3 ideas para terminar un capítulo

Todos hemos sido testigos de series de televisión que siguen ahí,  acompañándonos año tras año. Después de diez años en antena, prácticamente no reconocemos ni al protagonista, que dicho sea de paso, ha envejecido con nosotros como si de un familiar se tratara. En ocasiones, es maravilloso, pero en la mayoría de los casos todos sabemos que a esa serie le sobraron temporadas. ¿Por qué digo esto?, porque no debemos permitir que nuestros capítulos se conviertan en temporadas interminables sin nada que aportar.

boooring

Definitivamente, este no es el plan

Cuando estamos empezando es normal que no tengamos todos los trucos a nuestro alcance (por frustrante que nos resulte). Es por eso, por lo que cometemos todos los errores posibles por más que huyamos de ellos. De cualquier manera, nos viene como anillo al dedo utilizar la teoría, quién sabe si se nos guarda en nuestra cabezota lo que no debemos hacer.

Lo ideal, sería utilizar cada capítulo, para explicar o poner en antecedentes al lector, sobre una tema concreto o personaje sobre el que seguiremos trabajando y revelando información poco a poco. Eso si, sin desviarnos, ni olvidar que este capítulo pertenece a una trama mayor, la novela en sí y, con la que debe mantener una coherencia. No vamos a hablar de patitos en el capítulo uno y, de monstruos abominables, en el siguiente. Pensándolo mejor retiro lo dicho, si somos capaces de hacerlo con coherencia, adelante. No seré yo quién ponga frenos a la creatividad de nadie.
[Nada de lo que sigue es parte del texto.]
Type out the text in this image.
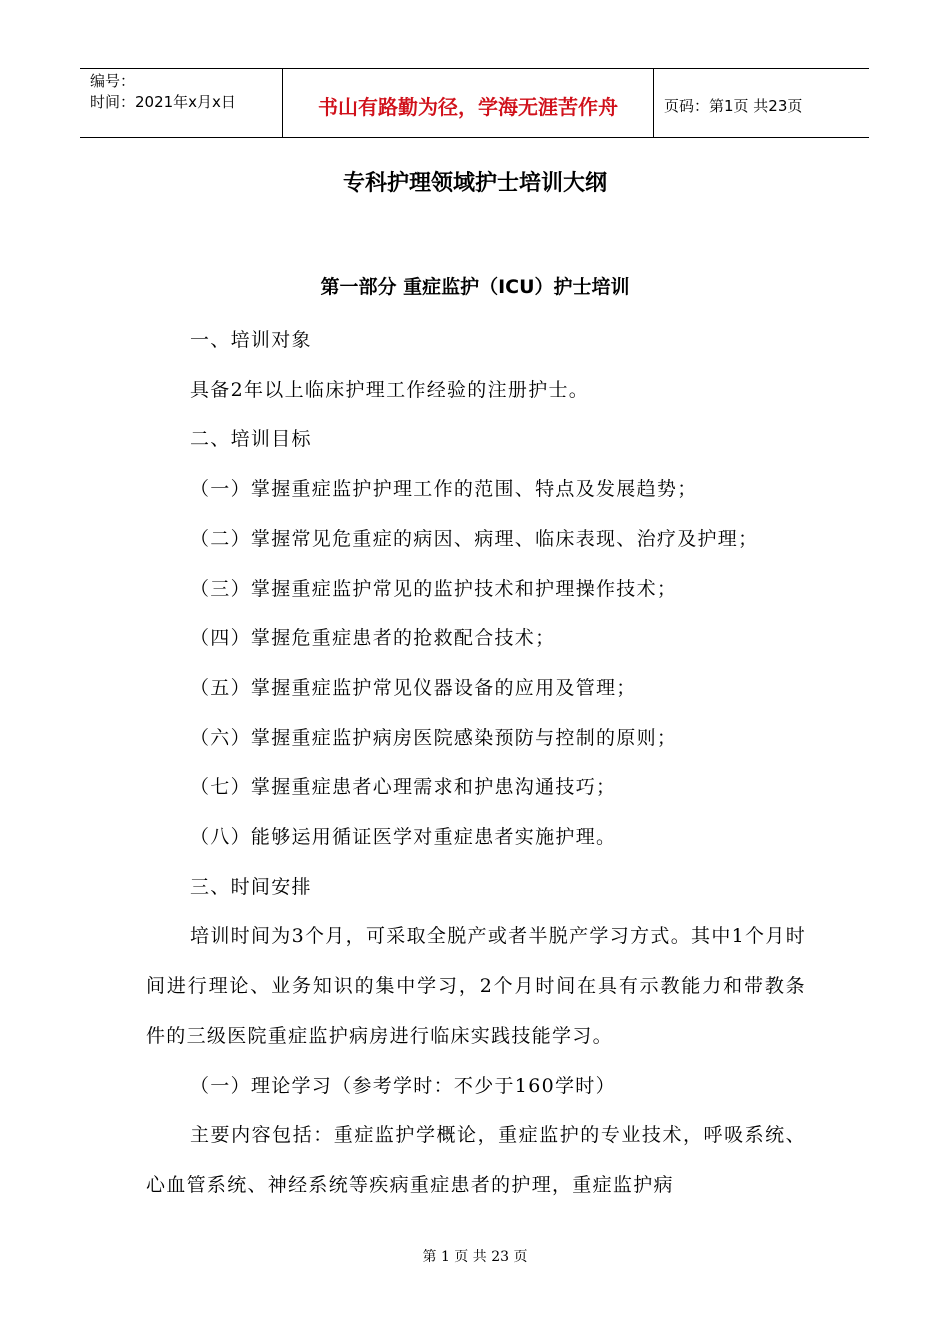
编号：
时间：2021年x月x日	书山有路勤为径，学海无涯苦作舟	页码：第1页 共23页
专科护理领域护士培训大纲
第一部分 重症监护（ICU）护士培训

一、培训对象

具备2年以上临床护理工作经验的注册护士。

二、培训目标

（一）掌握重症监护护理工作的范围、特点及发展趋势；

（二）掌握常见危重症的病因、病理、临床表现、治疗及护理；

（三）掌握重症监护常见的监护技术和护理操作技术；

（四）掌握危重症患者的抢救配合技术；

（五）掌握重症监护常见仪器设备的应用及管理；

（六）掌握重症监护病房医院感染预防与控制的原则；

（七）掌握重症患者心理需求和护患沟通技巧；

（八）能够运用循证医学对重症患者实施护理。

三、时间安排

培训时间为3个月，可采取全脱产或者半脱产学习方式。其中1个月时间进行理论、业务知识的集中学习，2个月时间在具有示教能力和带教条件的三级医院重症监护病房进行临床实践技能学习。

（一）理论学习（参考学时：不少于160学时）

主要内容包括：重症监护学概论，重症监护的专业技术，呼吸系统、心血管系统、神经系统等疾病重症患者的护理，重症监护病

第 1 页 共 23 页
Personalmente, al terminar de leer un capítulo más que buscar respuestas, me gusta quedarme con ansía viva por saber qué vendrá a continuación, con qué piensa sorprenderme el escritor. Obviamente, dentro de un límite, tampoco me apetece leer una novela llena de preguntas o tramas sin resolver. Ahí está el quid de la cuestión, encontrar ese equilibrio que logre tener a los lectores pegados a nuestro ejemplar, como si el mundo fuese a terminar mañana.

  1. Cliffhanger: sin dudarlo un segundo es mi preferido. Literalmente te comen los nervios cuando descubres que el escritor, pretende dejarte al borde del infarto, sin darte más que devorar. Como ejemplo reciente, tenemos a The Walking Dead, lo utilizó en el final de su sexta temporada, consiguiendo un revuelo considerable entre sus fans. Evidentemente, la televisión es diferente, pero es una sensación muy similar (infinitamente mejor) la que nos puede proporcionar un libro. Tampoco vamos a terminar todos los capítulos de esta manera, pero puede ser un buen gancho en según qué situaciones. Anticipación, todo se resume en esa palabra.
  2. Respuestas: podemos terminar dando las soluciones prometidas al problema inicial y todos contentos. Claro, conciso y eficaz. Una gran elección sino queremos meter la pata o no tenemos claro cómo dar un final diferente. Solo tenemos que recurrir a qué hemos ofrecido y cómo queda zanjado el asunto.
  3. La miel en los labios: se trata justamente de eso, ofrecer respuestas y, de paso, desvelar pequeñas pinceladas de lo que se podrán encontrar los lectores en el capítulo siguiente. Es más sutil que el cliffhanger, pero puede generar una expectación más “sana y comedida”. El lector puede imaginarse distintas tramas, pero no sabe exactamente lo que se va a encontrar.

¡¡Suerte y a terminar esos capítulos!!